By Briahnna Brown
There are many ways that colonialism affects Georgie Britcher on campus, she said, and the most impactful is that there is no space for her to be herself.
"I often find myself hiding my Indigeneity and also recognizing I have the privilege to do that in many spaces,” said Ms. Britcher, who is president of GW Students for Indigenous and Native American Rights. “People should not have to hide who they are on this campus.”
She also described firsthand experiences where students and faculty joked around with the term “savage,” even after expressing the harm that the word has caused.
“Culture is not a joke, and I think that especially rich white students think that it is and are allowed to think that it is because they're not going to face the repercussions,” Ms. Britcher said.
She shared these sentiments during a panel on Tuesday evening where other George Washington University students, faculty and staff gathered in a Funger Hall auditorium to discuss the impact of colonialism on higher education.
The “Decolonial Dialogue” examined how institutional colonialism impacts the GW experience for all members of the community, and what steps can be taken to dismantle systemic colonialism. The discussion also analyzed issues with institutional naming practices and the impact that those naming decisions can have.
In last year’s Student Association election, about 54 percent of students who cast ballots voted in favor of a referendum urging the university to change the university’s Colonial moniker, which the university began using in 1926. Since then, the Board of Trustees announced the launch of the Task Force on Naming, which will not consider specific naming requests but develop principles and procedures to guide the board in considering name changes.
Tuesday night’s panel, which the student-run Anything But Colonial Coalition hosted, tackled the issue of institutional names and symbols that they believe do not represent institutional values. The panel was part of GW’s annual King Week events, celebrating the life and legacy of Dr. King throughout January with thought-provoking and inspiring programming.
Jordan West, director of diversity and inclusion education at GW, said during the panel that an important part of decolonizing education is ensuring that the university is not simply welcoming to a diverse group of individuals, but showing them through actions that they all belong here in a way that reinforces an accessible campus culture for people of all identities.
She also said that it is important that institutions provide these resources without needing students to tell them that services are needed. Dr. West said that providing those accessibility measures ensures that people can feel that they deserve to be here and be their full selves while they are here.

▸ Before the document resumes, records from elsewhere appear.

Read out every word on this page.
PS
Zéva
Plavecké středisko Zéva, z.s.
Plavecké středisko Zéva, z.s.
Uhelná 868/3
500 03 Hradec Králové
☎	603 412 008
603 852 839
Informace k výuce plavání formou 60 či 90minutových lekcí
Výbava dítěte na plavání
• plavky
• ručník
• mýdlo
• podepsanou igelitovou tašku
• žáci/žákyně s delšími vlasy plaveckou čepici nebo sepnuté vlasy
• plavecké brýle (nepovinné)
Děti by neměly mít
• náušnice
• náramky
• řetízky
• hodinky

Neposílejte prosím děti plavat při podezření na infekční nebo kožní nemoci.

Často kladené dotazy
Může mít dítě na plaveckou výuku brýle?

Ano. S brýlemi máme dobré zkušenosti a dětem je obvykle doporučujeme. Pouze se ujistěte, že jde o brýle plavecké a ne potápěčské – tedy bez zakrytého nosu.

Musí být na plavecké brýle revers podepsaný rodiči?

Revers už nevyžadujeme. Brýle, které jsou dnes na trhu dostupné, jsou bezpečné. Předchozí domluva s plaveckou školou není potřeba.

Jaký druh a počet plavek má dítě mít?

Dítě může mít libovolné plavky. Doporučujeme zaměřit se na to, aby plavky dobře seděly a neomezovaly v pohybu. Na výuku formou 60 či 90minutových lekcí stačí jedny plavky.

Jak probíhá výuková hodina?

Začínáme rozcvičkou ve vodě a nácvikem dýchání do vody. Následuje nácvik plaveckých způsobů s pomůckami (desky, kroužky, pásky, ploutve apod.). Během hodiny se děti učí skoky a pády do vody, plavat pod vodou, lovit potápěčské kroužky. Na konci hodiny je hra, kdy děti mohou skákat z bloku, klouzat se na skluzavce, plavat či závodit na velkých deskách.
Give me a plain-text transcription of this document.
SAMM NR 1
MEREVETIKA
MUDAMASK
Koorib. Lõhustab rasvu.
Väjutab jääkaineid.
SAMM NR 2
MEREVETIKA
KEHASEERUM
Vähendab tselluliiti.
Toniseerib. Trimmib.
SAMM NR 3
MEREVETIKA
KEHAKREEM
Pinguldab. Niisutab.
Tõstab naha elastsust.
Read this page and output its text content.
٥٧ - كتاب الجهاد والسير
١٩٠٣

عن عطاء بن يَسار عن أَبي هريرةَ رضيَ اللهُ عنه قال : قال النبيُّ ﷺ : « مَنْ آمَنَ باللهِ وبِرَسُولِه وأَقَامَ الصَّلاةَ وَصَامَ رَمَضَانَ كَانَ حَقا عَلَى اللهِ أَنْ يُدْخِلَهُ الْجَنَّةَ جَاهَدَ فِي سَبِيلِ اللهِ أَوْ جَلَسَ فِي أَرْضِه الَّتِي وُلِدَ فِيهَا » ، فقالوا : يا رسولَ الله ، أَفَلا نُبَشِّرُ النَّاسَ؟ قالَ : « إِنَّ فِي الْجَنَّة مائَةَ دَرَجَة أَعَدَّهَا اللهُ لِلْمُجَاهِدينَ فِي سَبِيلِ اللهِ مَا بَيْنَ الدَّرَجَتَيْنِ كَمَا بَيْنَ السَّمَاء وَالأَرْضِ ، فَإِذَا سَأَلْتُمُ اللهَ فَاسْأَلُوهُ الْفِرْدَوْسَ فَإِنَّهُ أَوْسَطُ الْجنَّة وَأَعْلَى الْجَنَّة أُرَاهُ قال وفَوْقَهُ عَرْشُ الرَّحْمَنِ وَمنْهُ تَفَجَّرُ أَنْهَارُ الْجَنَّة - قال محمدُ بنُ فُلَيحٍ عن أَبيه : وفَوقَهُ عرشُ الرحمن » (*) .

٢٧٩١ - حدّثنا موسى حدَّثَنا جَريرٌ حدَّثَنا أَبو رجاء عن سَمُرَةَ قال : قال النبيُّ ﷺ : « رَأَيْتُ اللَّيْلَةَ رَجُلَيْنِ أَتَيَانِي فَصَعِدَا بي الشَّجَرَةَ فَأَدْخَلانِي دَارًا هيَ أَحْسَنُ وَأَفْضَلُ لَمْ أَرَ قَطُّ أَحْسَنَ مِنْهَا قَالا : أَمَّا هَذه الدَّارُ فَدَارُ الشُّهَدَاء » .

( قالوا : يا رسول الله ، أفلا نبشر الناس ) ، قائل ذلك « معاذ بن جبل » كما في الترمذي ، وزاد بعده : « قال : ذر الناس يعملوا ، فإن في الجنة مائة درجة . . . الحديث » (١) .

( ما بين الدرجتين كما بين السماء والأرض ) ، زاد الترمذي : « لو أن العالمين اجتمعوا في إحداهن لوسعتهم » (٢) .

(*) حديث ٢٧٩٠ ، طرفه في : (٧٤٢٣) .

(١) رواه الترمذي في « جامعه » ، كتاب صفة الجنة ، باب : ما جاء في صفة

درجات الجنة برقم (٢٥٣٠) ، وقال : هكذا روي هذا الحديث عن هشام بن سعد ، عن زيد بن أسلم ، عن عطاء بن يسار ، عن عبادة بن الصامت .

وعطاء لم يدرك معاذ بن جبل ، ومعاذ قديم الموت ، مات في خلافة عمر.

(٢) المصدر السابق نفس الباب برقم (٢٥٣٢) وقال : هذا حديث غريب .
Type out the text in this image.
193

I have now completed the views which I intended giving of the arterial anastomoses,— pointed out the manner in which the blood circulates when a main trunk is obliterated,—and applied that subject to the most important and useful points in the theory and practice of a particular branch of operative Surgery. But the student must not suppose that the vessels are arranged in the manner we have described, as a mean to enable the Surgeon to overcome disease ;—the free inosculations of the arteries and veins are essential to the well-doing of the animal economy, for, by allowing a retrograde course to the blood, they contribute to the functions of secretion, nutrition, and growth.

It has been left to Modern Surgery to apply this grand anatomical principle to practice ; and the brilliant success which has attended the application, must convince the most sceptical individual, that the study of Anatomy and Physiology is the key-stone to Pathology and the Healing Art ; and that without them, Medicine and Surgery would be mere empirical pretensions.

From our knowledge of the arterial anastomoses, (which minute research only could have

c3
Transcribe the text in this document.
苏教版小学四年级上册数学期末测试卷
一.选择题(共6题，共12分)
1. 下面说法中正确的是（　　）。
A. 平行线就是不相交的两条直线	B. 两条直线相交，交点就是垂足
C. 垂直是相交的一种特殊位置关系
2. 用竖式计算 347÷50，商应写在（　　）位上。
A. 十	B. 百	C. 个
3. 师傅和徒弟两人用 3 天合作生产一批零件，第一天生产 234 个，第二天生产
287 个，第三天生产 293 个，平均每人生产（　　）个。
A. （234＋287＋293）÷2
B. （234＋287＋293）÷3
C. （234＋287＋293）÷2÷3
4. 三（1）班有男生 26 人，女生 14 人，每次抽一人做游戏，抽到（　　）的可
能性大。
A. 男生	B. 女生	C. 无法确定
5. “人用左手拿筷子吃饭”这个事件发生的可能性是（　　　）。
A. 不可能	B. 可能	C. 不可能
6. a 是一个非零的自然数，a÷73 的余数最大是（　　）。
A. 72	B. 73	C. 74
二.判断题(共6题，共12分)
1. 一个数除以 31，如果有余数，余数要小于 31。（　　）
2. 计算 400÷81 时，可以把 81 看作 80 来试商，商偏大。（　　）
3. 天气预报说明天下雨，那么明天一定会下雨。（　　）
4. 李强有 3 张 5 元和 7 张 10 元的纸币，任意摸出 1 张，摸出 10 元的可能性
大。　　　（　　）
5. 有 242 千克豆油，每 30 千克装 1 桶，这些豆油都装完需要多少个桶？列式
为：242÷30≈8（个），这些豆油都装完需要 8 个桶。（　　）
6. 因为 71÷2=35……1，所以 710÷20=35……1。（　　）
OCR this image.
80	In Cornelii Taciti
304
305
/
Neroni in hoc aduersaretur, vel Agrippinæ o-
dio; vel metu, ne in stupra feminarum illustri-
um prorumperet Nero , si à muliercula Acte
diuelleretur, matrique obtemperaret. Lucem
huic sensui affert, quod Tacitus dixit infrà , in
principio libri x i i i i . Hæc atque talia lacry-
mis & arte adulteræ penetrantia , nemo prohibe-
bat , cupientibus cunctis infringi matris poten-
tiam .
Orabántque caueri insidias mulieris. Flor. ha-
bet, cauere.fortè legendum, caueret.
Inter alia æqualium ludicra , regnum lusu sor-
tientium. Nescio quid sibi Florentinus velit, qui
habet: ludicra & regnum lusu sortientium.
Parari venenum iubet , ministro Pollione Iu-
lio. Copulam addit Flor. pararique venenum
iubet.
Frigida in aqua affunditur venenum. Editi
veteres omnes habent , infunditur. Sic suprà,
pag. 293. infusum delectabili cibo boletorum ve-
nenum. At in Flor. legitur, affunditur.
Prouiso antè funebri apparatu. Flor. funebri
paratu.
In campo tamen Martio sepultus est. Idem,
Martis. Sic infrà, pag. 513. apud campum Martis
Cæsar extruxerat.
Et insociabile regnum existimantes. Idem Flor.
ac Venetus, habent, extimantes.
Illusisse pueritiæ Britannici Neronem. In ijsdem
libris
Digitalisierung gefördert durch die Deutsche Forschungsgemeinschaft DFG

"When you have people on a college campus who need to continuously request services, it means that we're not at a full place where we've said, 'This is what it means to be an institution of higher education,'" Dr. West said.
When thinking about institutional names and the way language is used, Dr. West suggested that the GW community spend some time asking about the history the community lives within as well as what the names mean. For Breya Johnson, a graduate student in the women’s, gender and sexuality studies program, the colonial moniker, along with controversial institutional names such as the Cloyd Heck Marvin Center, highlights the lack of acknowledgement for the groups that those people harmed.
"Everyone we uplift, we made the conscious decision that their achievements outweighed everything egregious that they ever did,” Ms. Johnson said. “In order to make that decision, they had to decide who was a human and who wasn't."
Ms. Johnson also called for direct action, saying that students have to determine what they can strategically do to make radical change that goes beyond a dialogue.
In looking at the university’s strategic planning process, which Dr. West noted has incorporated some of these sentiments, the high-impact research that the university plans to pursue and amplify must do more to have material impacts on those who have been systemically disenfranchised by colonialism, said Elizabeth Rule, assistant director of the AT&T Center for Indigenous Politics and Policy.
For Indigenous people in particular who continue to be exploited by extractive research, Dr. Rule said, it is important that researchers are particularly thoughtful in STEM and in the humanities with how that research is conducted, especially with the ways that research can reinforce power imbalances. This does not mean that researchers should shy away from that work, she said, but it is important that they go the extra mile.
“It doesn't do any good to just say, 'It's too hard to deal with these things so let's just not deal with them at all,' that puts us back at square one,” Dr. Rule said. “We need to consistently think about how those power structures and relationships are replicated through things that maybe seem benign.